Alex Len: I grew up in a small town in the Ukraine called Anthracite. It’s probably about 60,000 people. They’re really hard working, and the No. 1 thing people do there is coal mining.

SLAM: When you were growing up, did you think you would be a coal miner?

AL: I had no idea what I was going to be, but my father and grandfather both worked in the mines. It was definitely something I didn’t want to do, because of my height. My mom was like, “You want to be crawling there in the mines?” I was like, Nah. So she said I had to work hard in school. Around that time, I started growing really fast—and I started doing gymnastics. After that, a basketball coach saw me and pulled me into basketball.

SLAM: Are you parents really tall?

AL: My dad is like 6-3; my mom is 5-10. My height is from out of nowhere. For like four years, I would go to gymnastics, then 90 minutes of chess club. I was the youngest and the tallest in the group, though, and the coach told me I wouldn’t be any good in gymnastics. But I always liked it—I liked the jumping, flipping and acrobatic stuff—so I kept going until the basketball coach found me.

SLAM: How old were you?

AL: Twelve or 13. I played a little ball before that for fun, but it wasn’t serious. I was mostly into soccer because we didn’t really have basketball courts as much as we did soccer fields.

SLAM: You started taking basketball seriously at 12. What did that mean?

AL: Three days a week I would go practice, and that was mostly a scrimmage. We’d play fives and have fun. One year, when I was 14, we went to a state championship and people saw the potential in me. After that, I got recruited to a bigger school in a different town. That’s when I got serious. I had practices twice a day.

SLAM: What was the goal?

AL: There was no way I was thinking about America or the NBA. It was just a chance to get out of town and do something different. When I was 16, I went to a few tournaments with my national team and played good. That’s when I started getting recruited.

SLAM: Did you follow the NBA as a kid?

AL: Oh, yeah. I was a big Celtics fan. The year they won [2008], I watched every single game.

SLAM: What was it like when you came to America for the first time?

AL: It was cool. I was recruited heavily by Maryland. By the time I got there for a visit, though, the guy who had recruited me had gone to Virginia Tech. So I visited both schools, but I had already made up my mind and went to Maryland.

SLAM: There probably weren’t many Terps who spoke Ukrainian. What was it like when you got there?

AL: It was fun, because it’s basketball. The language, originally, was a barrier. Being new to the country was a barrier. I learned fast, though.

SLAM: When did you realize you belonged?

AL: After my freshman year, I saw a bunch of the UNC guys get drafted. When I saw that I was like, I’ve played against all those guys! That’s when I thought I’d have a shot.

SLAM: This past year was a tumultuous one for the Ukraine. What is that like for you?

AL: It’s tough.
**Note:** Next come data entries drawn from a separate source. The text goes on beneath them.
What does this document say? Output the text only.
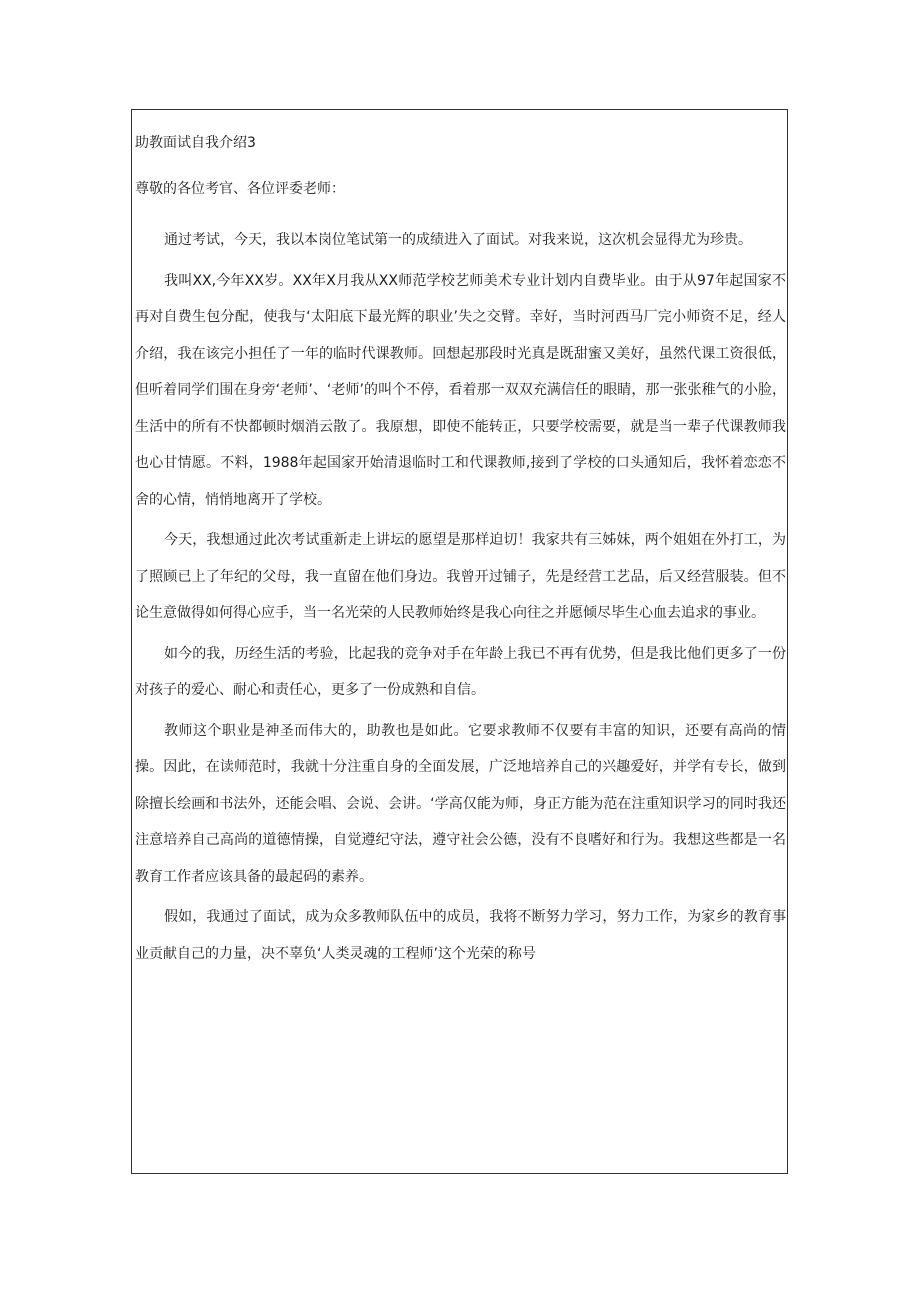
助教面试自我介绍3

尊敬的各位考官、各位评委老师：

通过考试，今天，我以本岗位笔试第一的成绩进入了面试。对我来说，这次机会显得尤为珍贵。

我叫XX,今年XX岁。XX年X月我从XX师范学校艺师美术专业计划内自费毕业。由于从97年起国家不再对自费生包分配，使我与‘太阳底下最光辉的职业’失之交臂。幸好，当时河西马厂完小师资不足，经人介绍，我在该完小担任了一年的临时代课教师。回想起那段时光真是既甜蜜又美好，虽然代课工资很低，但听着同学们围在身旁‘老师’、‘老师’的叫个不停，看着那一双双充满信任的眼睛，那一张张稚气的小脸，生活中的所有不快都顿时烟消云散了。我原想，即使不能转正，只要学校需要，就是当一辈子代课教师我也心甘情愿。不料，1988年起国家开始清退临时工和代课教师,接到了学校的口头通知后，我怀着恋恋不舍的心情，悄悄地离开了学校。

今天，我想通过此次考试重新走上讲坛的愿望是那样迫切！我家共有三姊妹，两个姐姐在外打工，为了照顾已上了年纪的父母，我一直留在他们身边。我曾开过铺子，先是经营工艺品，后又经营服装。但不论生意做得如何得心应手，当一名光荣的人民教师始终是我心向往之并愿倾尽毕生心血去追求的事业。

如今的我，历经生活的考验，比起我的竞争对手在年龄上我已不再有优势，但是我比他们更多了一份对孩子的爱心、耐心和责任心，更多了一份成熟和自信。

教师这个职业是神圣而伟大的，助教也是如此。它要求教师不仅要有丰富的知识，还要有高尚的情操。因此，在读师范时，我就十分注重自身的全面发展，广泛地培养自己的兴趣爱好，并学有专长，做到除擅长绘画和书法外，还能会唱、会说、会讲。‘学高仅能为师，身正方能为范在注重知识学习的同时我还注意培养自己高尚的道德情操，自觉遵纪守法，遵守社会公德，没有不良嗜好和行为。我想这些都是一名教育工作者应该具备的最起码的素养。

假如，我通过了面试，成为众多教师队伍中的成员，我将不断努力学习，努力工作，为家乡的教育事业贡献自己的力量，决不辜负‘人类灵魂的工程师’这个光荣的称号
My grandparents are still there, and I’m actually from the area where the war is going on. A few months ago, my grandparents were here and I tried getting them to stay, but they are set in their ways and didn’t want to leave.

SLAM: Do you talk about it with your teammates?

AL: Yeah, whoever asks, I tell them what’s happening. It’s hard, though. They don’t really show it on the news, and every channel is saying something different, so it’s confusing.

SLAM: When you play, do you feel like you’re repping for your whole country?

AL: Definitely. I’m honored, being out here, representing my country.